Now its impending mercy killing at the end of December has been announced by Google  with little fanfare at the official Google blogspot ( http://googleblog.blogspot.com/2008/11/lively-no-more.html)  under the simple livelyheading, Lively no more”.

Whether is was ever lively is debatable, although Google Labs admit “we’ve always accepted that when you take these kinds of risks not every bet is going to pay off”.

That’s why,” Google said, “despite all the virtual high fives and creative rooms everyone has enjoyed in the last four and a half months, we’ve decided to shut Lively down at the end of the year. It has been a tough decision, but we want to ensure that we prioritiise our resources and focus more on our core search, ads and apps business. Lively.com will be discontinued at the end of December, and everyone who has worked on the project will then move on to other teams.

“We’d encourage all Lively users to capture your hard work by taking videos and screenshots of your rooms,” Google Labs said.

VW painkiller

Some of us outside the main centres of New Zealand who have often struggled with TelstraClear or Telecom’s woefully inadequate Broadband  services might not see virtual world technology as a painkiller. More like a constant pain in the butt.

But the University of Washington’ s HIT Lab created Snow World   as a virtual reality pain reduction program almost a decade ago, according to Second Life’s wellknown Dusan Writer (pictured) (RL: Doug Thompson, CEO of Remedy Communications) in his Metaverse blog (http://dusanwriter.com/)
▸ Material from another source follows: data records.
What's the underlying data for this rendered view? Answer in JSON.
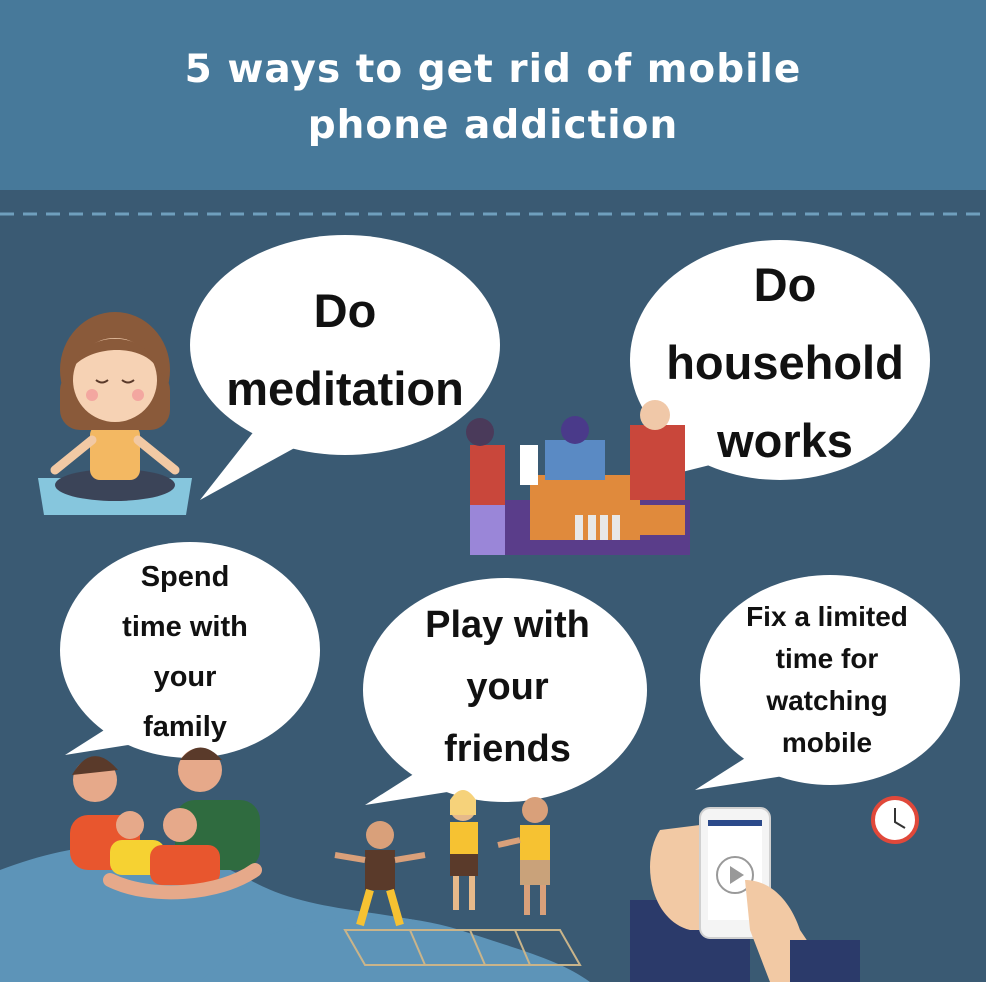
{
  "title": {
    "line1": "5 ways to get rid of mobile",
    "line2": "phone addiction"
  },
  "tips": [
    {
      "lines": [
        "Do",
        "meditation"
      ],
      "icon": "meditating-girl-icon"
    },
    {
      "lines": [
        "Do",
        "household",
        "works"
      ],
      "icon": "household-work-icon"
    },
    {
      "lines": [
        "Spend",
        "time with",
        "your",
        "family"
      ],
      "icon": "family-hug-icon"
    },
    {
      "lines": [
        "Play with",
        "your",
        "friends"
      ],
      "icon": "kids-playing-icon"
    },
    {
      "lines": [
        "Fix a limited",
        "time for",
        "watching",
        "mobile"
      ],
      "icon": "hand-phone-icon"
    }
  ],
  "colors": {
    "header": "#47799a",
    "background": "#3a5a73",
    "wave": "#5d94b8",
    "bubble": "#ffffff",
    "text": "#111111"
  }
}
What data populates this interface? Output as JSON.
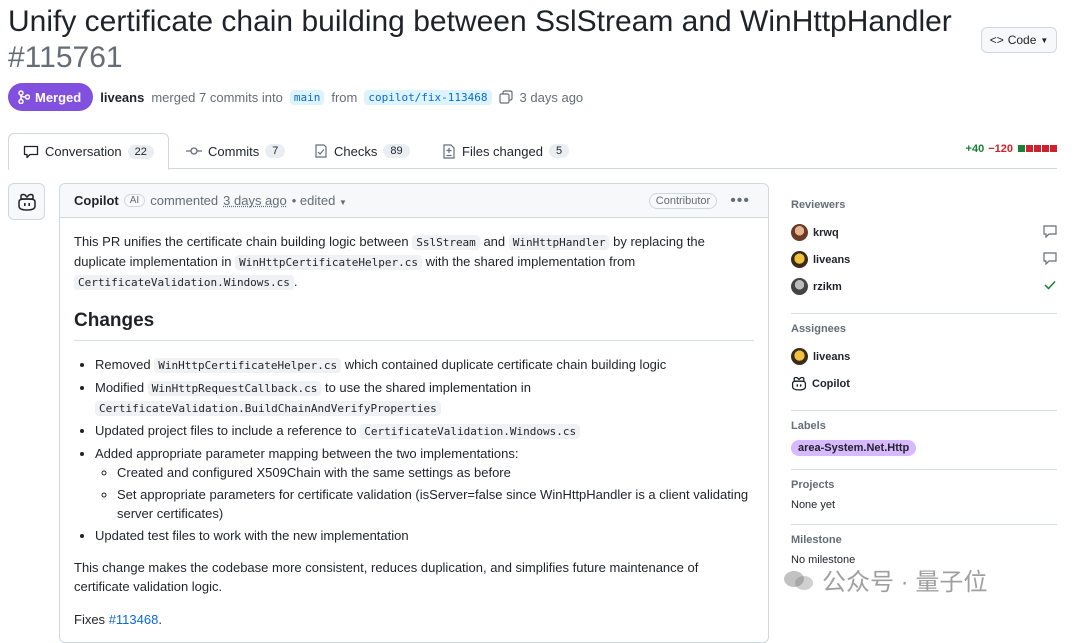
{
  "title": "Unify certificate chain building between SslStream and WinHttpHandler",
  "pr_number": "#115761",
  "code_button": "Code",
  "meta": {
    "status": "Merged",
    "author": "liveans",
    "merged_text": "merged 7 commits into",
    "base_branch": "main",
    "from_text": "from",
    "head_branch": "copilot/fix-113468",
    "time": "3 days ago"
  },
  "tabs": [
    {
      "label": "Conversation",
      "count": "22"
    },
    {
      "label": "Commits",
      "count": "7"
    },
    {
      "label": "Checks",
      "count": "89"
    },
    {
      "label": "Files changed",
      "count": "5"
    }
  ],
  "diffstat": {
    "added": "+40",
    "removed": "−120"
  },
  "comment": {
    "author": "Copilot",
    "ai_badge": "AI",
    "commented": "commented",
    "time": "3 days ago",
    "edited": "• edited",
    "role": "Contributor",
    "intro": {
      "t1": "This PR unifies the certificate chain building logic between",
      "c1": "SslStream",
      "t2": "and",
      "c2": "WinHttpHandler",
      "t3": "by replacing the duplicate implementation in",
      "c3": "WinHttpCertificateHelper.cs",
      "t4": "with the shared implementation from",
      "c4": "CertificateValidation.Windows.cs",
      "t5": "."
    },
    "heading": "Changes",
    "bullets": {
      "b1_text": "Removed",
      "b1_code": "WinHttpCertificateHelper.cs",
      "b1_rest": "which contained duplicate certificate chain building logic",
      "b2_text": "Modified",
      "b2_code": "WinHttpRequestCallback.cs",
      "b2_rest": "to use the shared implementation in",
      "b2_code2": "CertificateValidation.BuildChainAndVerifyProperties",
      "b3_text": "Updated project files to include a reference to",
      "b3_code": "CertificateValidation.Windows.cs",
      "b4_text": "Added appropriate parameter mapping between the two implementations:",
      "b4_sub1": "Created and configured X509Chain with the same settings as before",
      "b4_sub2": "Set appropriate parameters for certificate validation (isServer=false since WinHttpHandler is a client validating server certificates)",
      "b5_text": "Updated test files to work with the new implementation"
    },
    "summary": "This change makes the codebase more consistent, reduces duplication, and simplifies future maintenance of certificate validation logic.",
    "fixes_text": "Fixes",
    "fixes_link": "#113468",
    "fixes_end": "."
  },
  "sidebar": {
    "reviewers_title": "Reviewers",
    "reviewers": [
      "krwq",
      "liveans",
      "rzikm"
    ],
    "assignees_title": "Assignees",
    "assignees": [
      "liveans",
      "Copilot"
    ],
    "labels_title": "Labels",
    "label": "area-System.Net.Http",
    "projects_title": "Projects",
    "projects_value": "None yet",
    "milestone_title": "Milestone",
    "milestone_value": "No milestone"
  },
  "watermark": {
    "text": "公众号 · 量子位"
  },
  "colors": {
    "merged": "#8250df",
    "link": "#0969da",
    "label": "#d8b9ff",
    "add": "#1a7f37",
    "del": "#cf222e"
  }
}
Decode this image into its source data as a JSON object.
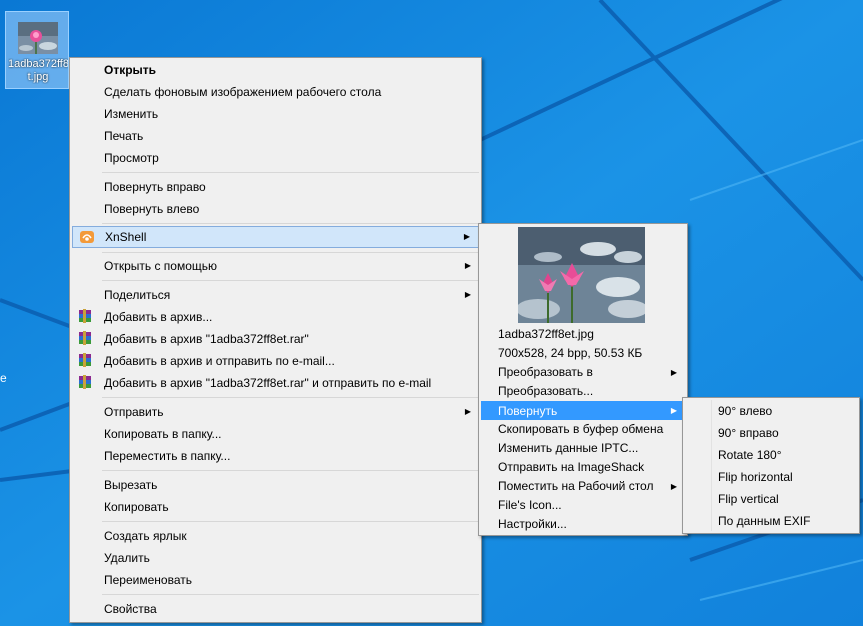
{
  "desktop": {
    "icon_label_line1": "1adba372ff8",
    "icon_label_line2": "t.jpg",
    "left_edge_char": "e"
  },
  "context_menu": {
    "open": "Открыть",
    "set_wallpaper": "Сделать фоновым изображением рабочего стола",
    "edit": "Изменить",
    "print": "Печать",
    "preview": "Просмотр",
    "rotate_right": "Повернуть вправо",
    "rotate_left": "Повернуть влево",
    "xnshell": "XnShell",
    "open_with": "Открыть с помощью",
    "share": "Поделиться",
    "add_archive": "Добавить в архив...",
    "add_archive_rar": "Добавить в архив \"1adba372ff8et.rar\"",
    "add_archive_email": "Добавить в архив и отправить по e-mail...",
    "add_archive_rar_email": "Добавить в архив \"1adba372ff8et.rar\" и отправить по e-mail",
    "send_to": "Отправить",
    "copy_to": "Копировать в папку...",
    "move_to": "Переместить в папку...",
    "cut": "Вырезать",
    "copy": "Копировать",
    "create_shortcut": "Создать ярлык",
    "delete": "Удалить",
    "rename": "Переименовать",
    "properties": "Свойства"
  },
  "xnshell_menu": {
    "filename": "1adba372ff8et.jpg",
    "info": "700x528, 24 bpp, 50.53 КБ",
    "convert_to": "Преобразовать в",
    "convert": "Преобразовать...",
    "rotate": "Повернуть",
    "copy_clipboard": "Скопировать в буфер обмена",
    "edit_iptc": "Изменить данные IPTC...",
    "send_imageshack": "Отправить на ImageShack",
    "place_desktop": "Поместить на Рабочий стол",
    "files_icon": "File's Icon...",
    "settings": "Настройки..."
  },
  "rotate_menu": {
    "rot90_left": "90° влево",
    "rot90_right": "90° вправо",
    "rot180": "Rotate 180°",
    "flip_h": "Flip horizontal",
    "flip_v": "Flip vertical",
    "by_exif": "По данным EXIF"
  },
  "colors": {
    "desktop_bg": "#1c8fe0",
    "highlight": "#3399ff",
    "menu_bg": "#f0f0f0"
  },
  "icons": [
    "image-file-icon",
    "xnshell-icon",
    "winrar-icon",
    "submenu-arrow-icon"
  ]
}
Snow World has had remarkable results on burn patients, Dusan said. The  ‘distraction,’ as it is called, has been in frequent use at the University of Washington Harborview Burn Center, helping take the patient’s mind off of pain during the difficult wound care period.

Now, Dusan said, quoting  ScienCentral, the US military is going to study whether Snow World is applicable to soldiers who have been burned in combat.dusanwriter

Snow World is all about snow, the near-opposite of fire and heat. The world is snowy and cold and researchers say this is a great help to burn victims.

Meanwhile Dusan has also reported on the fact that paramedic students at two universities in London, UK, are using SL to aid in their learning, through allowing them to check a patient’s pulse, dress wounds and administer drugs is a similar way to what Auckland University’s Scott Diener (SL: Professor Noarlunga) [http://scottdiener.edublogs.org/] is doing on Long White Cloud Island in SL.

“The most important thing is that they can afford to make mistakes online, which they could not afford to do in real life,” Dr. Ahmed Younis, the principle lecturer, said. “”When they make a mistake, they are always keen not to make this mistake again.”